In its Q4 2020 investor letter, Sound Shore Management, an asset management firm, highlighted a few stocks and Flex Ltd. (NASDAQ:FLEX) was one of them. Here is what the fund said:
“Our third quarter addition of contract manufacturer Flex provides a great example. Originally an electronics-focused outsource manufacturer with highly cyclical cash flows and short product lifecycles, the company has evolved its customer base toward the capital goods, automotive and healthcare industries. Having successfully recast itself as a longer-cycle, “new industrial,” Flex’s stock is benefitting from more stable and diversified cash flows and more consistent revenue growth. CEO Revathi Advaithi joined in early 2019 and she has refocused the company by accelerating the transition to these longer-cycle businesses. Moreover, the company has been shareholder oriented, using the company’s ample free cash to reduce shares outstanding by 35% in the last decade. Lastly, Flex’s Nextracker division should provide nice upside. The solar tracking company manufactures motors, software and systems for utility-scale power generation projects and business is growing quickly as the shift toward sustainable energy sources hastens. We believe Nextracker is underappreciated and could represent a significant amount of hidden value. At 13 times earnings Flex is a very attractive risk reward opportunity.”

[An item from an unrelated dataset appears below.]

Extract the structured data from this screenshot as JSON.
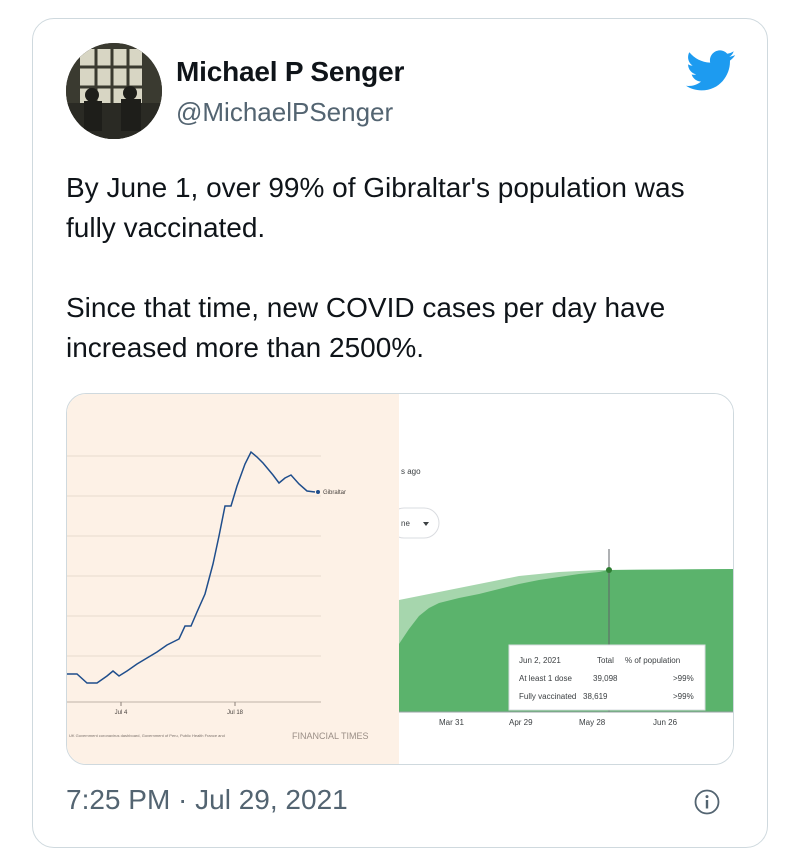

1. Mohawk Industries, Inc. (NYSE:MHK)
Number of Hedge Fund Holders: 44
PE Ratio: 3.55
Mohawk Industries, Inc. (NYSE:MHK) recently posted earnings for the third quarter, reporting earnings per share of $3.95, beating predictions by $0.15. The revenue over the period was $2.8 billion, up more than 9% year-on-year. The increase in oil and gas prices in recent weeks has resulted in higher transportation costs for the firm. Coupled with demand problems, the share price has pulled back in the past few days.
Mohawk Industries, Inc. (NYSE:MHK) makes and sells flooring products. As part of an ESG initiative, the company also offers sustainable carpeting and flooring options. The company also aims to offset energy used to make products by installing solar units in remote communities.
Among the hedge funds being tracked by Insider Monkey, New York-based investment firm Pzena Investment Management is a leading shareholder in Mohawk Industries, Inc. (NYSE:MHK) with 1.6 million shares worth more than $308 million.